Pubblicato il 24 Marzo 2011 9:21 | Ultimo aggiornamento: 24 Marzo 2011 16:01

Giuseppe Pignatone

ROMA – La ‘ndrangheta opera da sempre nel silenzio e grazie a questo suo “low profile” nello svolgere traffici e affari è riuscita ad attecchire anche fuori dai suoi confini in Calabria. La recente indagine, luglio 2010, che ha portato all’arresto di 300 persone in tutta Italia, ha aperto uno squarcio sulle infiltrazioni in Lombardia, nel cuore economico del nostro Paese. Non che prima non fosse nota la diffusione al Nord dell’associazione criminale ma questa particolare indagine ha rotto il silenzio come mai prima d’ora.

E proprio per abbattere l’omertà il procuratore capo di Reggio Calabria, Giuseppe Pignatone, ha scritto una lettera al Corriere della Sera.

Caro direttore, da circa due anni, e soprattutto dopo l’attentato alla Procura generale di Reggio Calabria del 3 gennaio 2010, gli organi di informazione hanno cominciato a dedicare un’attenzione crescente alla ‘ndrangheta e a quello che essa rappresenta per la Calabria e per l’Italia. Comincia così a essere squarciato quel cono d’ombra che, salvo momentanee interruzioni (dopo l’omicidio Fortugno, dopo la strage di Duisburg), ha nascosto per decenni la criminalità organizzata calabrese a un’opinione pubblica preoccupata da altre emergenze: il terrorismo, Tangentopoli, Cosa nostra, i casalesi“.
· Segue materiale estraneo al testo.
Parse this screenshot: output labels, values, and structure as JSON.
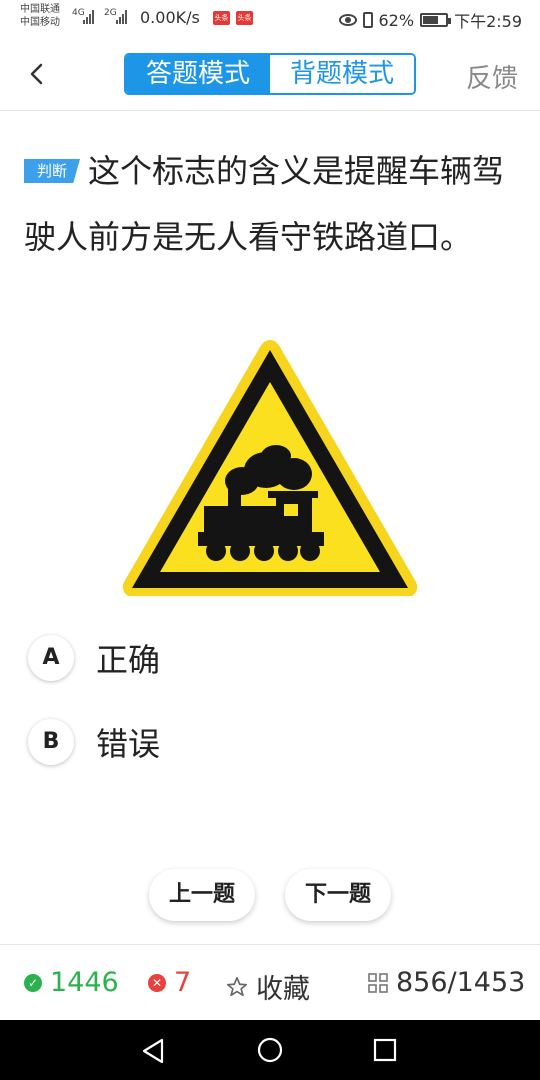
{
  "status_bar": {
    "carrier_1": "中国联通",
    "carrier_2": "中国移动",
    "network_1": "4G",
    "network_2": "2G",
    "speed": "0.00K/s",
    "app_icon_1": "头条",
    "app_icon_2": "头条",
    "battery": "62%",
    "time": "下午2:59"
  },
  "header": {
    "back_icon": "chevron-left-icon",
    "mode_answer": "答题模式",
    "mode_recite": "背题模式",
    "feedback": "反馈",
    "accent": "#1e96e8"
  },
  "question": {
    "type_tag": "判断",
    "text": "这个标志的含义是提醒车辆驾驶人前方是无人看守铁路道口。",
    "image": "unguarded-railway-crossing-sign"
  },
  "options": [
    {
      "key": "A",
      "label": "正确"
    },
    {
      "key": "B",
      "label": "错误"
    }
  ],
  "nav": {
    "prev": "上一题",
    "next": "下一题"
  },
  "bottom_bar": {
    "correct_count": "1446",
    "correct_color": "#2bb24c",
    "wrong_count": "7",
    "wrong_color": "#e8413c",
    "favorite": "收藏",
    "progress": "856/1453"
  }
}
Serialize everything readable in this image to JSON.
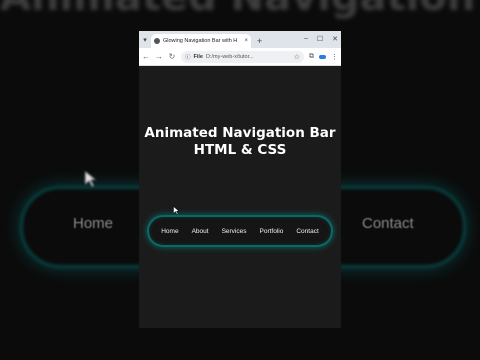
{
  "background": {
    "title": "Animated Navigation Bar",
    "nav_left": "Home",
    "nav_right": "Contact"
  },
  "browser": {
    "tab_title": "Glowing Navigation Bar with H",
    "tab_close": "×",
    "new_tab": "+",
    "window_controls": [
      "–",
      "☐",
      "✕"
    ],
    "address_chip": "File",
    "address_url": "D:/my-web-x/tutor..."
  },
  "page": {
    "heading_line1": "Animated Navigation Bar",
    "heading_line2": "HTML & CSS",
    "nav_items": [
      "Home",
      "About",
      "Services",
      "Portfolio",
      "Contact"
    ]
  },
  "colors": {
    "glow": "#00b4aa",
    "page_bg": "#1b1b1b"
  }
}
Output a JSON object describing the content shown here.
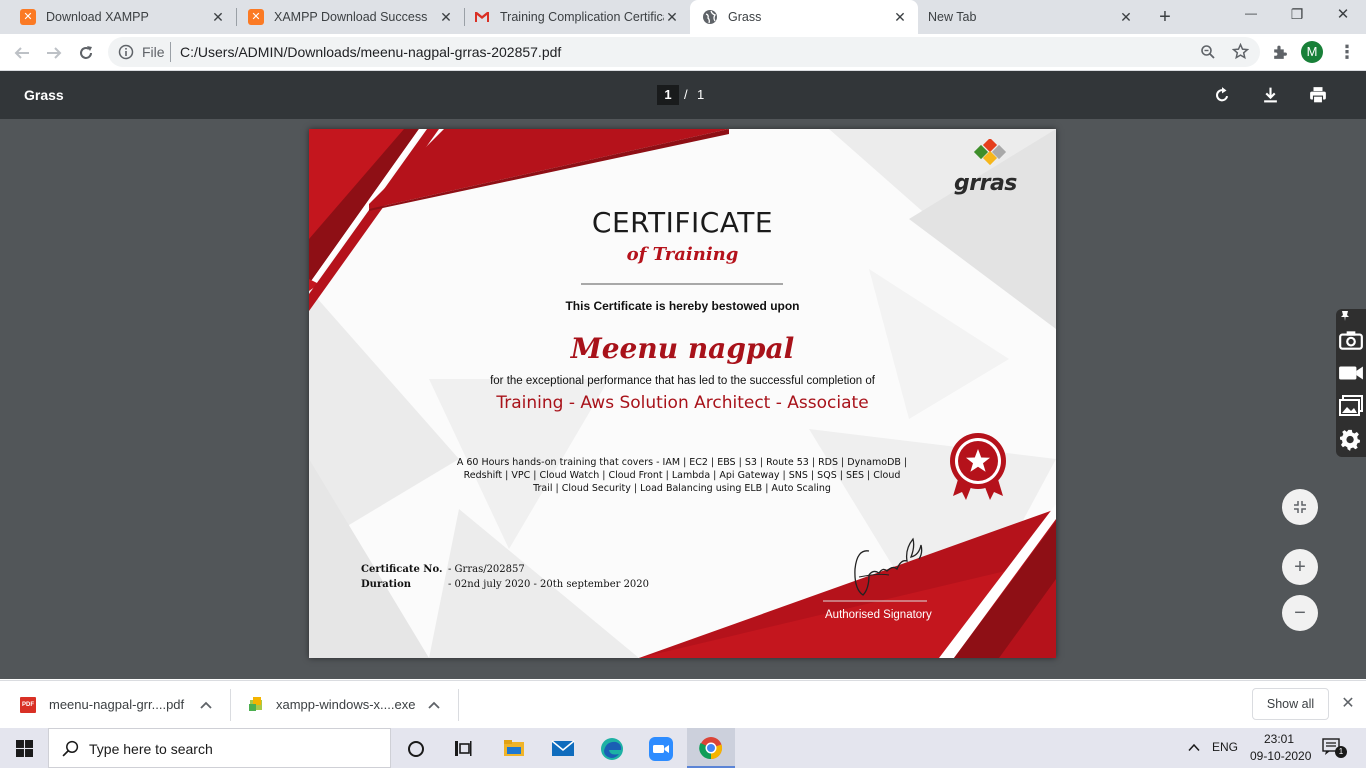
{
  "browser": {
    "tabs": [
      {
        "title": "Download XAMPP",
        "icon": "xampp-icon"
      },
      {
        "title": "XAMPP Download Success",
        "icon": "xampp-icon"
      },
      {
        "title": "Training Complication Certifica",
        "icon": "gmail-icon"
      },
      {
        "title": "Grass",
        "icon": "globe-icon"
      },
      {
        "title": "New Tab",
        "icon": "none"
      }
    ],
    "new_tab_glyph": "+",
    "window_controls": {
      "minimize": "—",
      "maximize": "❐",
      "close": "✕"
    },
    "address": {
      "scheme_label": "File",
      "url": "C:/Users/ADMIN/Downloads/meenu-nagpal-grras-202857.pdf"
    },
    "profile_initial": "M"
  },
  "pdf_viewer": {
    "title": "Grass",
    "current_page": "1",
    "page_separator": "/",
    "total_pages": "1"
  },
  "certificate": {
    "logo_text": "grras",
    "heading": "CERTIFICATE",
    "subheading": "of Training",
    "bestowed_text": "This Certificate is hereby bestowed upon",
    "recipient": "Meenu nagpal",
    "completion_text": "for the exceptional performance that has led to the successful completion of",
    "course": "Training - Aws Solution Architect - Associate",
    "description_lines": [
      "A 60 Hours hands-on training that covers - IAM | EC2 | EBS | S3 | Route 53 | RDS | DynamoDB |",
      "Redshift | VPC | Cloud Watch | Cloud Front | Lambda | Api Gateway | SNS | SQS | SES | Cloud",
      "Trail | Cloud Security | Load Balancing using ELB | Auto Scaling"
    ],
    "cert_no_label": "Certificate No.",
    "cert_no_value": "- Grras/202857",
    "duration_label": "Duration",
    "duration_value": "- 02nd july 2020 - 20th september 2020",
    "signatory": "Authorised Signatory",
    "colors": {
      "red": "#b5121b",
      "dark_red": "#8e0f15"
    }
  },
  "downloads": {
    "items": [
      {
        "name": "meenu-nagpal-grr....pdf",
        "icon": "pdf-icon"
      },
      {
        "name": "xampp-windows-x....exe",
        "icon": "xampp-installer-icon"
      }
    ],
    "show_all": "Show all"
  },
  "taskbar": {
    "search_placeholder": "Type here to search",
    "language": "ENG",
    "time": "23:01",
    "date": "09-10-2020",
    "notification_count": "1"
  }
}
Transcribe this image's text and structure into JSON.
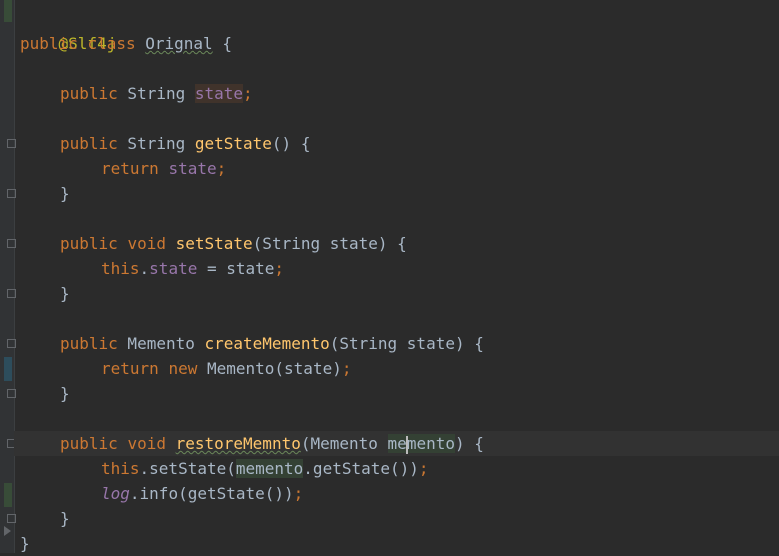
{
  "code": {
    "l1": "@Slf4j",
    "l2_kw1": "public",
    "l2_kw2": "class",
    "l2_name": "Orignal",
    "l2_rest": " {",
    "l4_kw": "public",
    "l4_type": " String ",
    "l4_field": "state",
    "l4_semi": ";",
    "l6_kw": "public",
    "l6_type": " String ",
    "l6_fn": "getState",
    "l6_rest": "() {",
    "l7_kw": "return",
    "l7_field": "state",
    "l7_semi": ";",
    "l8": "}",
    "l10_kw1": "public",
    "l10_kw2": "void",
    "l10_fn": "setState",
    "l10_rest": "(String state) {",
    "l11_kw": "this",
    "l11_dot": ".",
    "l11_field": "state",
    "l11_rest": " = state",
    "l11_semi": ";",
    "l12": "}",
    "l14_kw": "public",
    "l14_type": " Memento ",
    "l14_fn": "createMemento",
    "l14_rest": "(String state) {",
    "l15_kw1": "return",
    "l15_kw2": "new",
    "l15_rest": " Memento(state)",
    "l15_semi": ";",
    "l16": "}",
    "l18_kw1": "public",
    "l18_kw2": "void",
    "l18_fn": "restoreMemnto",
    "l18_open": "(Memento ",
    "l18_param_a": "me",
    "l18_param_b": "mento",
    "l18_close": ") {",
    "l19_kw": "this",
    "l19_a": ".setState(",
    "l19_var": "memento",
    "l19_b": ".getState())",
    "l19_semi": ";",
    "l20_field": "log",
    "l20_rest": ".info(getState())",
    "l20_semi": ";",
    "l21": "}",
    "l22": "}"
  },
  "colors": {
    "background": "#2b2b2b",
    "keyword": "#cc7832",
    "method": "#ffc66d",
    "field": "#9876aa",
    "annotation": "#bbb529",
    "text": "#a9b7c6"
  }
}
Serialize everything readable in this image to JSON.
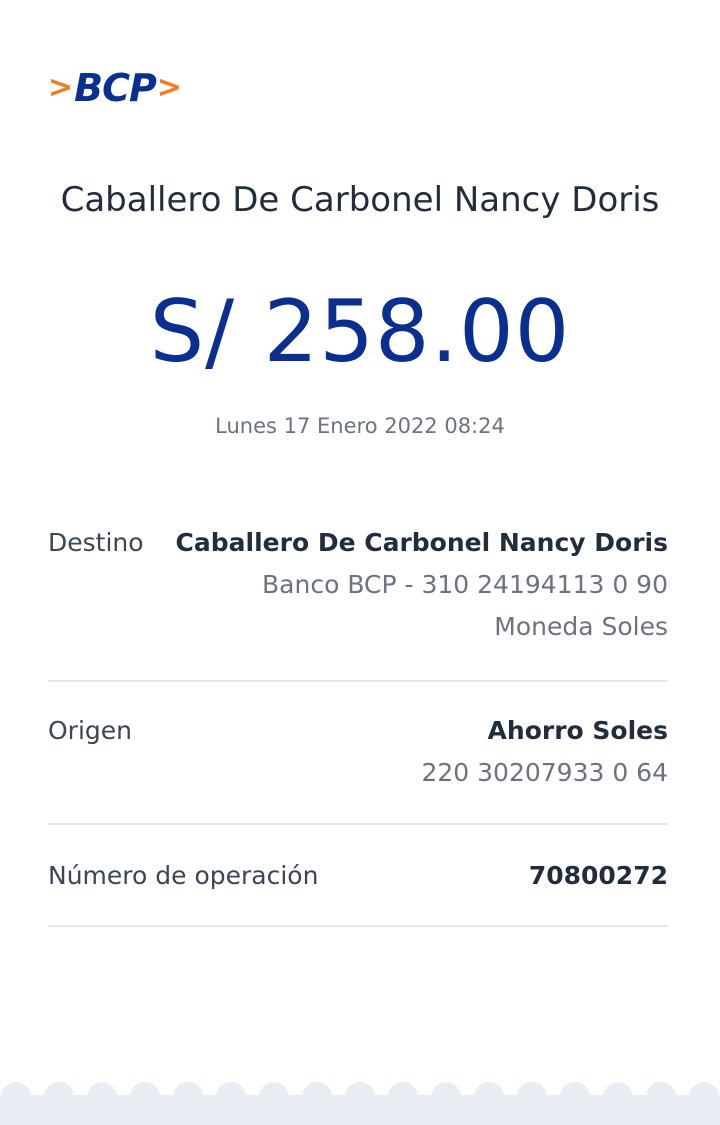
{
  "logo": {
    "left_chevron": ">",
    "brand": "BCP",
    "right_chevron": ">"
  },
  "payee_name": "Caballero De Carbonel Nancy Doris",
  "amount": "S/ 258.00",
  "datetime": "Lunes 17 Enero 2022 08:24",
  "details": {
    "destino": {
      "label": "Destino",
      "name": "Caballero De Carbonel Nancy Doris",
      "account": "Banco BCP - 310 24194113 0 90",
      "currency": "Moneda Soles"
    },
    "origen": {
      "label": "Origen",
      "account_type": "Ahorro Soles",
      "account": "220 30207933 0 64"
    },
    "operacion": {
      "label": "Número de operación",
      "number": "70800272"
    }
  },
  "colors": {
    "brand_blue": "#0a2f8f",
    "brand_orange": "#f47b20",
    "footer_bg": "#e8edf4"
  }
}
Il basso profilo mantenuto dalle cosche ha permesso non solo affari sostanziosi ma anche una scalata sociale (e politica) che ha rischiato di arrivare fino ai vertici se non fosse stata bloccata dalle indagini: “La scelta delle cosche calabresi – continua Pignatone – di adottare una politica di basso profilo e la corrispondente scarsa attenzione dell’opinione pubblica hanno finora ostacolato la comprensione della sua reale natura di associazione mafiosa che, proprio perché tale, è capace di penetrare in strati sociali diversi, di acquisire alleanze e complicità, basate spesso sulla paura, ma a volte anche su calcoli di convenienza: pacchetti di voti per i politici, laute parcelle o buoni affari per professionisti e burocrati, capitali a buon mercato e ostacoli alla concorrenza per gli imprenditori e così via. Per lo stesso motivo non si è colta la capacità della ‘ndrangheta di progettare a lungo termine anche nei settori più delicati: un boss di San Luca è stato intercettato mentre programmava di concentrare tutti i voti controllati dalle cosche su sei candidati di assoluta fiducia, strategicamente scelti sul territorio, da far eleggere al consiglio provinciale e da portare, dopo un’adeguata sperimentazione, prima al consiglio regionale e poi al parlamento nazionale, così da avere in quelle sedi uomini propri, superando la mediazione spesso troppo complessa o ritenuta poco affidabile dei partiti“.

L’invito è alle istituzioni ma anche alla società tutta, che oggi ha l’occasione di ribellarsi rifiutando l’omertà: “È necessaria la reazione della società civile, con tutte le sue articolazioni, ognuna delle quali può svolgere un ruolo prezioso, innanzi tutto agendo secondo le regole e contrastando il silenzio e l’omertà: così si può sconfiggere questo cancro della società, come l’hanno definito i vescovi italiani, che mette a rischio l’economia e la democrazia del nostro Paese”.